MASM Assembly move 8 bit register to the 16 bit register (ie. mov cx, ch) [duplicate]

Question

I decided to learn an assembly programming language. I am using this 8086 tutorial. At the bottom the exercise is to find an error in some instructions and one of them is

mov cx, ch 

I found some similar question on SO on this topic explaining how to achieve it but now I'd like to know why this operation is forbidden?

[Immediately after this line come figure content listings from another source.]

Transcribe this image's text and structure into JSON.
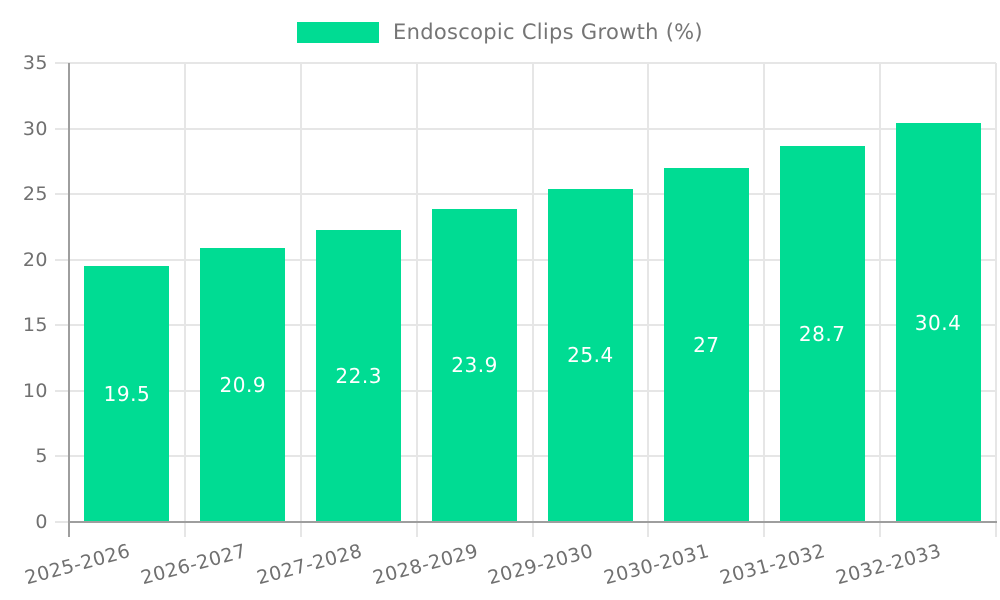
{
  "chart_data": {
    "type": "bar",
    "title": "",
    "categories": [
      "2025-2026",
      "2026-2027",
      "2027-2028",
      "2028-2029",
      "2029-2030",
      "2030-2031",
      "2031-2032",
      "2032-2033"
    ],
    "series": [
      {
        "name": "Endoscopic Clips Growth (%)",
        "values": [
          19.5,
          20.9,
          22.3,
          23.9,
          25.4,
          27,
          28.7,
          30.4
        ]
      }
    ],
    "value_labels": [
      "19.5",
      "20.9",
      "22.3",
      "23.9",
      "25.4",
      "27",
      "28.7",
      "30.4"
    ],
    "xlabel": "",
    "ylabel": "",
    "ylim": [
      0,
      35
    ],
    "y_ticks": [
      0,
      5,
      10,
      15,
      20,
      25,
      30,
      35
    ],
    "grid": "on (horizontal and vertical light gray lines)",
    "legend_position": "top-center",
    "value_label_position": "inside-middle"
  },
  "colors": {
    "bar": "#00DC93",
    "axis": "#9E9E9E",
    "grid": "#E6E6E6",
    "tick_label": "#707070",
    "legend_text": "#757575",
    "value_label": "#FFFFFF",
    "background": "#FFFFFF"
  }
}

Let's assume I have 10d = 00001010b in CH and want to put it to CL and simultaneously erase CH. mov cx, ch seems to do it because it shows 10d as 16bit 00000000 00001010 and puts it respectively to CH and CL (entire CX)

What is wrong with it and why does given tutorial ask to find an error in this expression?

Answer 1

The mov instruction is used to move between operands of the same size. What you want to is extend the 8-bit ch into the 16-bit cx. There are two instructions available for that purpose:

movzx cx,ch  ; zero-extends ch into cx. the upper byte of cx will be filled with zeroes
movsx cx,ch  ; sign-extends ch into cx. the upper byte of cx will be filled with the most significant bit of ch

Another way of accomplishing the same thing in this particular case would be:

shr cx,8  ; zero-extend
sar cx,8  ; sign-extend

Answer 2

The problem is, that you're trying to move the contents of an 8 bit register ch into a 16 bit register cx. You can't do that because the registers are different sizes.

So I'd guess that you get an error message like "invalid combination of opcode and operands".

p.s: exchanged 8 and 16 above; the statement stays the same. Check for instance this overview. As you see, there is no combination of different register sizes defined. It means there doesn't exist any OPcode that represents mov cx, ch.